Being skunk sprayed, followed and called ‘Zio’ are just par for the course
February 25, 2025 13:44Last week, I got skunk sprayed outside the entrance to King’s College London. I was standing, as I have done more than half a dozen times in the last 16 months, in the middle of a pro-Palestinian demonstration.
The only difference this time was that I had decided to take the chance of engaging with the protestors openly and in good faith, telling them I was writing for the Jewish Chronicle – taking the risk, I thought, that not unintelligent students at a prestigious university might be inclined to return the favour.
I wasn’t doing anything to antagonise the crowd before being blindsided from behind. I was just watching as keffiyeh-clad orators shrieked through a megaphone, accusing Israel, my country of birth, of being guilty of carrying out genocide with intent. Before I clocked what had happened a few seconds later, the perpetrator had run away. I’m absolutely fine, by the way.

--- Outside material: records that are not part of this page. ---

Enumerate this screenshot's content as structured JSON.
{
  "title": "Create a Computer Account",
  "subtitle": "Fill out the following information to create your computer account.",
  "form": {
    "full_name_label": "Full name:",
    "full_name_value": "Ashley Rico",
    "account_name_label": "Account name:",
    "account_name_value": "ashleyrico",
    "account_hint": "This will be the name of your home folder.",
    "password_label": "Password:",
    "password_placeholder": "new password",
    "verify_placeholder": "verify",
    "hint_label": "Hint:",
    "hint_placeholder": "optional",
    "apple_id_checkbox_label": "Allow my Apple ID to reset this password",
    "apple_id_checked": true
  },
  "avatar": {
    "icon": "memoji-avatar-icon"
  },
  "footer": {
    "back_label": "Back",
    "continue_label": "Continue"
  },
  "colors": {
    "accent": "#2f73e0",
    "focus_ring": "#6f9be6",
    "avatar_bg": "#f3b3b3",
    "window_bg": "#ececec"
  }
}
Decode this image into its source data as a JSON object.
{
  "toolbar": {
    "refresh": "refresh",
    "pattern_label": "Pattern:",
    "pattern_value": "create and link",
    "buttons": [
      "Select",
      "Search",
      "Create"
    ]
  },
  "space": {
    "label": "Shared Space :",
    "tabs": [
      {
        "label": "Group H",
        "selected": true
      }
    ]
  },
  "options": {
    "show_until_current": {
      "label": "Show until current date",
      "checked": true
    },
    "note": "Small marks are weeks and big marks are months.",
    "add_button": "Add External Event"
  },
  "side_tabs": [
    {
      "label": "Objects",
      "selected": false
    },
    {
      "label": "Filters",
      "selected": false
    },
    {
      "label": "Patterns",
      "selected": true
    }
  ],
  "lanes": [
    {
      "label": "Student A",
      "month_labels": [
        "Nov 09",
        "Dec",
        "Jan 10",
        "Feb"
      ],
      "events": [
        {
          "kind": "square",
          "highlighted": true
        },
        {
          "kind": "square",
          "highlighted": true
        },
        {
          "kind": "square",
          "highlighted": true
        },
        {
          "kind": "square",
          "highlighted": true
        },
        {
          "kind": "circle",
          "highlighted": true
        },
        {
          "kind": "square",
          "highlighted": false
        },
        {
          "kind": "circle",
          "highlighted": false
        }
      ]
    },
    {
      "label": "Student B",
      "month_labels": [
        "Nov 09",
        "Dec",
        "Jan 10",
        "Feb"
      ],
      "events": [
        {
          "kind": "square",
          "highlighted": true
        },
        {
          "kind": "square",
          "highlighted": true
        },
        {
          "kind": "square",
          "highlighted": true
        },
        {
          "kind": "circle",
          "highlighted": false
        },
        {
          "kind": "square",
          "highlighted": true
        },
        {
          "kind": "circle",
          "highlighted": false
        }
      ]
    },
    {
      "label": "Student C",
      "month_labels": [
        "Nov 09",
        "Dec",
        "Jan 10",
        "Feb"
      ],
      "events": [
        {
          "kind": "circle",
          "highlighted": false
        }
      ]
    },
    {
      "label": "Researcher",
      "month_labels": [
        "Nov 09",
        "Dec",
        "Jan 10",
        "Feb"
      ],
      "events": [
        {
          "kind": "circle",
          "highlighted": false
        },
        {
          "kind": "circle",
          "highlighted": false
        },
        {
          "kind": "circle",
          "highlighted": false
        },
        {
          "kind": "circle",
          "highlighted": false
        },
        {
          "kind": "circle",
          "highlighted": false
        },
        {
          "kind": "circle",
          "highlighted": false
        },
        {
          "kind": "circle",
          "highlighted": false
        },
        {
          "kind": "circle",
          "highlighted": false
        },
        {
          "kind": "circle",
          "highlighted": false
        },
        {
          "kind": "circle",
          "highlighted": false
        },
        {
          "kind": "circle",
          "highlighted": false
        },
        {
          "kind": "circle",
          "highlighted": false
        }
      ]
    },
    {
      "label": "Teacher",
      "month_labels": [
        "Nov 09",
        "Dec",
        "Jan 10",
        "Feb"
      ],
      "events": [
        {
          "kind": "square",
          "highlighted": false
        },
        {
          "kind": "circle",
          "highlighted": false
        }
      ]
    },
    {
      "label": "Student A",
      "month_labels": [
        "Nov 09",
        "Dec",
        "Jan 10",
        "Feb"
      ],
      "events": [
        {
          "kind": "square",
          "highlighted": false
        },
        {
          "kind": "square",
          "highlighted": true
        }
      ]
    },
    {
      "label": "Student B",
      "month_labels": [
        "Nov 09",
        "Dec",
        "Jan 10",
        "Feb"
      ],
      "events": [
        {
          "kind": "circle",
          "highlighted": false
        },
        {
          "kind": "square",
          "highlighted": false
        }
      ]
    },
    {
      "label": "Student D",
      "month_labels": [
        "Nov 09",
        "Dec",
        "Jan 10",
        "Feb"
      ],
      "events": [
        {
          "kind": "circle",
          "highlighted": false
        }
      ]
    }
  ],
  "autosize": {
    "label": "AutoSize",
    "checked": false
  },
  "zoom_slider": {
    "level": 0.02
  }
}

Not long before, I had listened to an organiser of the protest – whose eye-rolling lasted so long after I told them I was from the JC, I thought they might be having an aneurysm – explain to me that Gazans “can’t be blamed” for October 7 because the coastal enclave before the war was akin to “a concentration camp”.
Looking as I do, not identifiably Jewish, with long hair, and, if not anti-capitalist, then, at least, passably socialist, I like to think that I blend into these anti-Israel crowds to a degree. I volunteer to attend and report on them because I quite like to be where the action is, and to observe them and their participants with a masochistic fascination.
Even if I do not disclose the paper I write for, being there just to report on the imagery I see and the speeches I hear, to be in the midst of such a mob without an intifada placard or joining in on the chants is enough to be treated with distrust, enmity and abuse.
I have become recognisable – whether by face or by publication – to at least one of the pro-Palestine volunteers, a man who attends every march, commanding an army of grunts in hi-vis, who seem to be at his beck and call.
He has now, on multiple occasions, after spotting me in the crowd or standing off to the side, walked straight up to me and snapped my picture. He then proceeds, I’m sure, to circulate that photo to the volunteer group chat because, thereafter, I’m treated as suspect by them all.
An underling is often assigned to follow me closely wherever I go during the rally. They don’t respond if I try to talk to them, but they will record me if I try to record others and will use their body or flags to obstruct my view.
Once, a particularly venomous man, whose entire identity was conveyed via the many pins on his jacket lapel, shouted at me: “Are you a f***ing Zio?”, while trying to goad those in his proximity to band together against me.
Another time, when I politely declined to assist in holding a giant banner that was being unfurled next to me, a posse of girls relentlessly demanded to know who I was and why I was there. When I provided an answer that they deemed insufficient – that I was a free citizen in a public space – they pointed me out to their male counterparts.
I’ve overheard remarks between two men as they objected to a Jewish speaker at a rally, rolled out on stage, as they are, as a credibility prop, who was explaining that in Judaism, all life was sacred. “That’s not true. They don’t really believe that,” one said. “Their book says they can do whatever they want.”
But returning as I did last week to the JC offices after getting sprayed, smelling like rotting cheese and other smells I’ll do you the favour of not expanding on, I was quickly surrounded by a phalanx of concerned Jewish mothers. Such is the other, more agreeable, side to being a reporter at the JC.